Assume there are n balls and m bins and we wish to place each ball into a bin chosen at random. By the birthday paradox we have to expect a collision of two balls in the same bin as soon as n = Ω(√m). If, however, we generate 3 candidate bins for each ball, then as long as n < 0.81m it is with high probability possible to place each ball into a candidate bin without any collisions. Such a placement can even be computed by the so-called peeling algorithm that keeps greedily looking for a bin that is a candidate for only one unplaced ball.

This result and its generalisations can be stated in several languages and have wide applications. In graph terminology it is related to the emergence of cores in Erdős-Reyni graphs (and related graphs), in coding theory to fast decoding of LDPC codes, and in data structure theory to cuckoo hash tables as well as data structures for retrieval and approximate membership. We will see a (more or less) complete proof, which will take us to a few interesting places along the way. For instance, we will study the properties of certain random infinite trees, which are, perhaps surprisingly, much easier to understand than random finite graphs.
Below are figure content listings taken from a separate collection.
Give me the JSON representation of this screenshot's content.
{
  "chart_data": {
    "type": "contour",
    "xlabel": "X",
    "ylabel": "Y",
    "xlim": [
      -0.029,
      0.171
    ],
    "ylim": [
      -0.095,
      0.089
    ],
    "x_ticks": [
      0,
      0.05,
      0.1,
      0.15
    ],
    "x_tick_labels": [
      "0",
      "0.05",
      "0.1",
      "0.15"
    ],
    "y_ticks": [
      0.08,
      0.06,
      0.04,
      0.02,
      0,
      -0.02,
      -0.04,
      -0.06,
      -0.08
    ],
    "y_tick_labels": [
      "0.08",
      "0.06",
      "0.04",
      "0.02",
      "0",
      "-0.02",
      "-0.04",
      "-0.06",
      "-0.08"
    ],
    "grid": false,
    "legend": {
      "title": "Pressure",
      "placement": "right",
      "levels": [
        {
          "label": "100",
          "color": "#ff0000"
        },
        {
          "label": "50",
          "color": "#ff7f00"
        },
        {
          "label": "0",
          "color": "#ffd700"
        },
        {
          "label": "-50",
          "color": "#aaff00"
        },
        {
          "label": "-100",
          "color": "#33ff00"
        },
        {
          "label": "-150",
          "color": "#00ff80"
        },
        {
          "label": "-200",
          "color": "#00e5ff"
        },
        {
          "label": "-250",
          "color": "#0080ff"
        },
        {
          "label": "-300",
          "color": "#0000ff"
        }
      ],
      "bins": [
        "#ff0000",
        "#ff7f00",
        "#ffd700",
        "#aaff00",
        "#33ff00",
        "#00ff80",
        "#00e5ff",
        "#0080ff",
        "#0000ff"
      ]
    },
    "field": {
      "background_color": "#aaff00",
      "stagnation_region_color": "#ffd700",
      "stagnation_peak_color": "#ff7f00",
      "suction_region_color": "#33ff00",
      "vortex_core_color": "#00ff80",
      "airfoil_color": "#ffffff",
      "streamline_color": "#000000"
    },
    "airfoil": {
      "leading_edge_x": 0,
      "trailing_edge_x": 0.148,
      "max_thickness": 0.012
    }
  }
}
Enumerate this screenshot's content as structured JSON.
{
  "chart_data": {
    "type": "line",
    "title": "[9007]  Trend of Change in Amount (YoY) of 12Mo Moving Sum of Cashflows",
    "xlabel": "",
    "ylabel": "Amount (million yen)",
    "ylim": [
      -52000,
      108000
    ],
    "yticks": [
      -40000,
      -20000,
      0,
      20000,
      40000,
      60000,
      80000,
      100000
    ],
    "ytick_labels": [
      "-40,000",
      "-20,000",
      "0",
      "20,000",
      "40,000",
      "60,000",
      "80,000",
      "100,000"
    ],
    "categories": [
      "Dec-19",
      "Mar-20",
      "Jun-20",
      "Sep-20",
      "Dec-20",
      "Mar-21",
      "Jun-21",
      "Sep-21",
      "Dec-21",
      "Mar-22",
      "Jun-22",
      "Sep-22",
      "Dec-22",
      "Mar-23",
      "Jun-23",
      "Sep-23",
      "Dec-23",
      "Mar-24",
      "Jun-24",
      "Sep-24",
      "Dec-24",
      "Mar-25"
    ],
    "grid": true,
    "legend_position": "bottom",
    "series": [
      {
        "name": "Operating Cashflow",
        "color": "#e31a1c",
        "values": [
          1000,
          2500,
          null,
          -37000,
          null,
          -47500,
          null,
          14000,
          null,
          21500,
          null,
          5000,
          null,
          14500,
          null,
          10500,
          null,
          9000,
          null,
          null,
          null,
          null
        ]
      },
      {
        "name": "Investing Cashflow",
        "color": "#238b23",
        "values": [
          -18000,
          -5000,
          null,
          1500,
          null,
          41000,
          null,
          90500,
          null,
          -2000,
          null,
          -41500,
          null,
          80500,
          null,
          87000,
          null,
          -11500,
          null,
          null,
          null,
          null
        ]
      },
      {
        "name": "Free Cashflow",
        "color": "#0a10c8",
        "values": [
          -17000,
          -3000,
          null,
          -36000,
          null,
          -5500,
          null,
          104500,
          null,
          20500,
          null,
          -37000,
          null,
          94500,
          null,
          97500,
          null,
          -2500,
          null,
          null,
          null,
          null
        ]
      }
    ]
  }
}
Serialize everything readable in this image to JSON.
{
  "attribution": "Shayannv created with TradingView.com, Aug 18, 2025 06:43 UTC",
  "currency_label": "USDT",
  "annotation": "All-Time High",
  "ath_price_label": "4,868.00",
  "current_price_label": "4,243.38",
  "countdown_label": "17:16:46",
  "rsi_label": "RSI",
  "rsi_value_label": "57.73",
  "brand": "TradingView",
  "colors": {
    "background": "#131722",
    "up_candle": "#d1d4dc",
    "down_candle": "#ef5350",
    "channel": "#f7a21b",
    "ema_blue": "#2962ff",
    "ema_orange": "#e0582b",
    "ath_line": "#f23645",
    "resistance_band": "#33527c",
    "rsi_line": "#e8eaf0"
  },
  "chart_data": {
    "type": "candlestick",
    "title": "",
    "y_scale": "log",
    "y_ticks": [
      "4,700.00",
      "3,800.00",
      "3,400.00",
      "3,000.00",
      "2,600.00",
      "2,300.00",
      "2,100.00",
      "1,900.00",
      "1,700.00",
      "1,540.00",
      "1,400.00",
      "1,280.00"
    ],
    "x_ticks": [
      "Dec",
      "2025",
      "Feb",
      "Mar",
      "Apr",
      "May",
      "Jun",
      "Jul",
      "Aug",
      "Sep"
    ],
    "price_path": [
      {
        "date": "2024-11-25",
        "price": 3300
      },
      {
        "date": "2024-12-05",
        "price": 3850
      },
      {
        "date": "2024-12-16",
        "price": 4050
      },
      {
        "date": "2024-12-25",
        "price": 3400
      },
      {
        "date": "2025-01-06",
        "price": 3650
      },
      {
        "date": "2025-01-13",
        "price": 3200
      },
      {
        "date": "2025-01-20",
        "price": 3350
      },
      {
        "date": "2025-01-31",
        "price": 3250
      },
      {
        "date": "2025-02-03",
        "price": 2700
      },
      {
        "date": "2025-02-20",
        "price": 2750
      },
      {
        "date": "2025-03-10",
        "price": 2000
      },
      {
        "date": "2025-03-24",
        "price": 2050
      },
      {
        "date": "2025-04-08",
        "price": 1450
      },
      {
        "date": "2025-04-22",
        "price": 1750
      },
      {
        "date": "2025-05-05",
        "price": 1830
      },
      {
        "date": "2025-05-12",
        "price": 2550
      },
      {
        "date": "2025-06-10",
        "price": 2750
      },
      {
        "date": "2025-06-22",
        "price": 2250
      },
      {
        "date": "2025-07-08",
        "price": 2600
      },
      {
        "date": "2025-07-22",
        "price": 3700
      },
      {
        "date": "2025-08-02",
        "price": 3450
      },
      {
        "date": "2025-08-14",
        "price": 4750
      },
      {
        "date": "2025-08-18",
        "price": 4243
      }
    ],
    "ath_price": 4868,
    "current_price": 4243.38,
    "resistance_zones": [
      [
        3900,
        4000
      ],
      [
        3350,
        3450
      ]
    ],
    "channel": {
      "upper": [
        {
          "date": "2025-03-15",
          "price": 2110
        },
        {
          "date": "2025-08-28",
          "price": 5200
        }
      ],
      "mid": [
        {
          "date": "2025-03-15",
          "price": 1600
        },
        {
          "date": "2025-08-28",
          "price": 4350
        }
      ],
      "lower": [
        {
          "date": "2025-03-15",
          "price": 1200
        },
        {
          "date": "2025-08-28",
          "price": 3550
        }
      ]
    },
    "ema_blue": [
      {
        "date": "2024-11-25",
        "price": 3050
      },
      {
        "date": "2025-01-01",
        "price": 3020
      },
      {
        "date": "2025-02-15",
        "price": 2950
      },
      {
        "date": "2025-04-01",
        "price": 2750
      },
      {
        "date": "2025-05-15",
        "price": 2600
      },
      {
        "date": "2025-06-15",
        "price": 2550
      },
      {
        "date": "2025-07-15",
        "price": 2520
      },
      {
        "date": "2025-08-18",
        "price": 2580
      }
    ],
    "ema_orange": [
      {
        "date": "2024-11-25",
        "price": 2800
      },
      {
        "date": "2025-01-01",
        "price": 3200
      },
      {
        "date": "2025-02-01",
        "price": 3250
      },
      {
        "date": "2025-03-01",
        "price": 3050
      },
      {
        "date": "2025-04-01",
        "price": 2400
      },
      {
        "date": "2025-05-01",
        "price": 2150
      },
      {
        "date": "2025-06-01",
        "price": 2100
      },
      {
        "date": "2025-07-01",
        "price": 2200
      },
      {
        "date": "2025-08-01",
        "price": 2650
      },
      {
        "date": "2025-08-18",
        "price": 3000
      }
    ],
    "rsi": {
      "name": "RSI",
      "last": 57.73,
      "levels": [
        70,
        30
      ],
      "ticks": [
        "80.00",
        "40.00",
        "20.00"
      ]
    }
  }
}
Complexité en états : Renverser un langage réduit la complexité de l’opération racine

Les automates (DFA) sont des machines à états qui acceptent ou rejettent des mots. L’ensemble des mots reconnus par un automate est son langage. Les langages rationnels coïncident avec les langages reconnaissable par des automates. Ici nous allons nous intéresser à une mesure, à savoir la complexité en états. Sur les langages rationnels elle est définie comme la taille du plus petit automate (déterministe) qui reconnait le langage. Sur les opérations, elle est définie comme l’action d’une opération sur les automates minimaux des langages rationnels.

Les opérations racine et renversé sont des opérations bien connues. Leur complexité en états est respectivement n^n – n(n-1)/2 et 2^n. On pourrait s’attendre à une explosion du nombre d’états lorsqu’on les compose.

L’enjeu de ce séminaire sera d’établir toutes les bases nécessaires à la compréhension du problème, puis de montrer que non seulement la composition racine-renversé ne produit pas d’explosion combinatoire mais en fait produit un automate plus petit que celui de la racine dans les pires cas.